More details of the transaction will be forth coming in the next several months, please look to our website, additional mailings, or stop into one of the company’s branches to personally discuss the transaction with one of our friendly bankers.”
Peninsula Financial Corporation is a bank holding company with Peninsula Bank as its wholly-owned subsidiary. Peninsula Bank currently operates 6 full-service banking centers spanning from Marquette to Ishpeming, with nearly $132 million in total assets and $112 million in deposits. Combined with mBank’s 7 current Upper Peninsula branches, the acquisition will nearly double mBank’s Upper Peninsula presence to 13 total branches and increase the number of total branches in Michigan from 11 to 17.
“Strategically, this transaction makes sense for us on all fronts” commented Paul D.Tobias, Chairman of Mackinac and mBank. “Our approach over the past couple of years has been to grow organically through core banking activities with good loans and deposits and remain opportunistic with regard to acquisitions. We believe our patience and diligence has been rewarded with this opportunity. We are very happy about the Peninsula partnership as we believe the acquisition fits all the strategic and accretive financial requirements we target to ensure we create additional shareholder value and continue to deliver our clients a best in class personalized banking experience.
Peninsula Board Chair John Jilbert commented, “Given mBank’s presence and commitment to our Upper Peninsula communities, businesses and residents, they are an excellent fit for our organization and customer base. We believe our similar business philosophies will result in the preeminent bank in the UP. The Peninsula Board and Management Team also believe the partnership with mBank will deliver significant value for current Peninsula shareholders and give them the opportunity to realize additional value in the future as shareholders of Mackinac Financial Corporation.”
Mackinac anticipates the transaction to be immediately accretive to earnings per share for 2014 with increasing accretion estimated for 2015 of $.24 and 2016 of $.35. Operating savings resulting from economies of scale and increased efficiencies are initially projected to be approximately 35% and are expected to be fully realized in the 2015 fiscal year.
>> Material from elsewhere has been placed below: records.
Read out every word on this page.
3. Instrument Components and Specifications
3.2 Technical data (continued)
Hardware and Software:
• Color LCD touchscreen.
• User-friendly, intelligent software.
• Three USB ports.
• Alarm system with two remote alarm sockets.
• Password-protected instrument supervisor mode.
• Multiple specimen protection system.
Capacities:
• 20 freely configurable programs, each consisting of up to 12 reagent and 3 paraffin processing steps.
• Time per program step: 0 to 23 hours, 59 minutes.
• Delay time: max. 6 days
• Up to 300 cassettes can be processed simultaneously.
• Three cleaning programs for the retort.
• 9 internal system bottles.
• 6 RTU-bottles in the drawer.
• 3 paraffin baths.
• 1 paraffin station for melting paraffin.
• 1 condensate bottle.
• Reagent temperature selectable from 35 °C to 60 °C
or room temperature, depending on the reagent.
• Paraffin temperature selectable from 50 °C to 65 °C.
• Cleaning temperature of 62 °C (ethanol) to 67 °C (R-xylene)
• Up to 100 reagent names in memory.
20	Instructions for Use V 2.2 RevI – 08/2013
The Tangible Book Value earn back for Mackinac is currently expected to be approximately 3 years or less.
Under the terms of the merger agreement, shareholders of Peninsula will receive a mix of shares of Mackinac common stock and cash for each share of Peninsula common stock, with the mix depending on cash/stock elections made by each Peninsula shareholder, provided that the aggregate cash consideration will not exceed 35% of the total merger consideration.
The transaction is expected to close late in the 3rd Quarter or early 4th Quarter of 2014. Total transaction expenses are estimated to be about $2.0million on an after -tax basis. The transaction remains subject to approval by Peninsula’s shareholders and approval by federal and state regulatory authorities as well as the satisfaction of other customary closing conditions provided in the merger agreement. The merger agreement also provides that Peninsula Bank will be consolidated into mBank.